Copernicus 9/10/16 infra red filter click for moon-walk size |
it's easily visible to the naked eye here:
7/8/17 IR/UV block filter |
Interestingly, the crater was named by a jesuit at a time when church doctrine opposed the heliocentric model. The crafty jesuit justified naming such a prominent crater after the father of the heliocentric model by noting that the astronomer was placed in oceanus procellarum, the "ocean of storms". wikipedia link with more information about the crater
The image of the crater was taken with an infra red filter and a telescope that is "mostly" a reflector (mirrors). it was a test shot which proved that the IR filter was sharper than standard visible filters. more on that in this post on jupiter.

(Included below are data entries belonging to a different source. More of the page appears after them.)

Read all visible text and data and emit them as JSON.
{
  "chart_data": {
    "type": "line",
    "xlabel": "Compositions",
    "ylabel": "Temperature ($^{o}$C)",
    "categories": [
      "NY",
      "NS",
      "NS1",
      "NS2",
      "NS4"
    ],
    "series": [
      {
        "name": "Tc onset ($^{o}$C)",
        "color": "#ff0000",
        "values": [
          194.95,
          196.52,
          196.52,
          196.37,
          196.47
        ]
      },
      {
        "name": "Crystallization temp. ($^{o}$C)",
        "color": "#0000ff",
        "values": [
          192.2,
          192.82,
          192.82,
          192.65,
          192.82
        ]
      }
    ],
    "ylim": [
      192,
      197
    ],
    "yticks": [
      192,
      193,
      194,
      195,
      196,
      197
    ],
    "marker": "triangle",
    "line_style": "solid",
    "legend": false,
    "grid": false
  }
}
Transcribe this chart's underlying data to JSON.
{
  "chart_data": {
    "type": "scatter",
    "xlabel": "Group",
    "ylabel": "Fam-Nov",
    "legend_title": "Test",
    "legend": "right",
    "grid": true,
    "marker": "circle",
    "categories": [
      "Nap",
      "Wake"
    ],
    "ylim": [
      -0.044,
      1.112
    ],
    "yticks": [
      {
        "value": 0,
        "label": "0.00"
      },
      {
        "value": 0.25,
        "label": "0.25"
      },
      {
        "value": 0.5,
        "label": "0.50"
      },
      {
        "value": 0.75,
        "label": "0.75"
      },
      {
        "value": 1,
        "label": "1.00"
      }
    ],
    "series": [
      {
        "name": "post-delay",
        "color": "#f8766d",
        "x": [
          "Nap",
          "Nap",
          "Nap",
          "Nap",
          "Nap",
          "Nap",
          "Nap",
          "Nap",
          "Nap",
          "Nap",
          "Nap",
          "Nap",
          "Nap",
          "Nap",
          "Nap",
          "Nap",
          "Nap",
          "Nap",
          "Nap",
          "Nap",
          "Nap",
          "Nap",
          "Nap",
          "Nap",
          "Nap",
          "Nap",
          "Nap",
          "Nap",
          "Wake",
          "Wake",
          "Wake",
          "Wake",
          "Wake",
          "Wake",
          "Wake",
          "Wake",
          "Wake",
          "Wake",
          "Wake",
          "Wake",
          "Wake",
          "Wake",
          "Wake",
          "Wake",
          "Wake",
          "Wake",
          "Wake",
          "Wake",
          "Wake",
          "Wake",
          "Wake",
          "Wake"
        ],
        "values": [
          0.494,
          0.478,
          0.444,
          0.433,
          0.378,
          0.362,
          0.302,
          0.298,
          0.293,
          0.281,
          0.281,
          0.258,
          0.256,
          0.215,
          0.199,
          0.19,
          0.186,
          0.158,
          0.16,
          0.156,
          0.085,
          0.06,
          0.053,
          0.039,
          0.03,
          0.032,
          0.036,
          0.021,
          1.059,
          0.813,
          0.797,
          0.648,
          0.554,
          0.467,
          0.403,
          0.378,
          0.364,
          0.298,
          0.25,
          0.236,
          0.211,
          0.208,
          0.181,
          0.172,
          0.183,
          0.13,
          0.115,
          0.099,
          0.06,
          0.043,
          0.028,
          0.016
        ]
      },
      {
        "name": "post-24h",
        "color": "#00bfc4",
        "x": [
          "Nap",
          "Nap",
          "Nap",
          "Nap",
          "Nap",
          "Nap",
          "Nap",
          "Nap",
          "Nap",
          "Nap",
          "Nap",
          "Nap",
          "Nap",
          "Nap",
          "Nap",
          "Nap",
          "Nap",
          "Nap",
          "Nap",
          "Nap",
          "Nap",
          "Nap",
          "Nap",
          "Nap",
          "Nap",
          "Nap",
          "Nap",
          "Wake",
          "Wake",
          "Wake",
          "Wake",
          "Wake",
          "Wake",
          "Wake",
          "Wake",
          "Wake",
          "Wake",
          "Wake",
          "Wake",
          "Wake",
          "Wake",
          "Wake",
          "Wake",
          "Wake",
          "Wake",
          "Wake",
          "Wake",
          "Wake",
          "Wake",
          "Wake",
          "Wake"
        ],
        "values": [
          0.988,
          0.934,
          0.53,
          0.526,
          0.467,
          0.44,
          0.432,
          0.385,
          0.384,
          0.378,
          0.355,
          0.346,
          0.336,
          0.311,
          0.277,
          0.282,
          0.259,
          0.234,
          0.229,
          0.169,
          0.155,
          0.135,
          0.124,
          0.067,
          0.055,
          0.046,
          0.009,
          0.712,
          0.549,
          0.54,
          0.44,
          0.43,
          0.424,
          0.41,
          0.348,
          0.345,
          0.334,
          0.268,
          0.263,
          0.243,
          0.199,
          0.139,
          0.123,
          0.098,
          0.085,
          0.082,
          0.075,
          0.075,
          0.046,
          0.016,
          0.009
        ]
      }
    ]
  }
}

Interestingly, the full disk image was taken with a filter that blocks infra red. why? it was taken with a refractor. refractors use lenses to bend light. since infrared light bends less than visible light (the same phenomenon that made it desirable in the previous image), it doesn't focus well in refractors, creating a blurry image.
Technical notes:
Copernicus: celestron nexstar 8 GPS (8" SCT on a wedge)
ZWO ASI120MM-S
captures with firecapture @ ~58 fps
stacked in autostakkert, Drizzle 3x, then reduced to 1.5x, sharpened in registax 6
9/10/2016
Full disk: DMK 51 and the tiny tak, Takahashi FS-60C, 60 mm aperture at f/4.2 with a reducer. The field of view is approximately 96x72 arc minutes. 1 minute video capture at approximately 12 fps, aligned in autostakkert, wavelets in registax.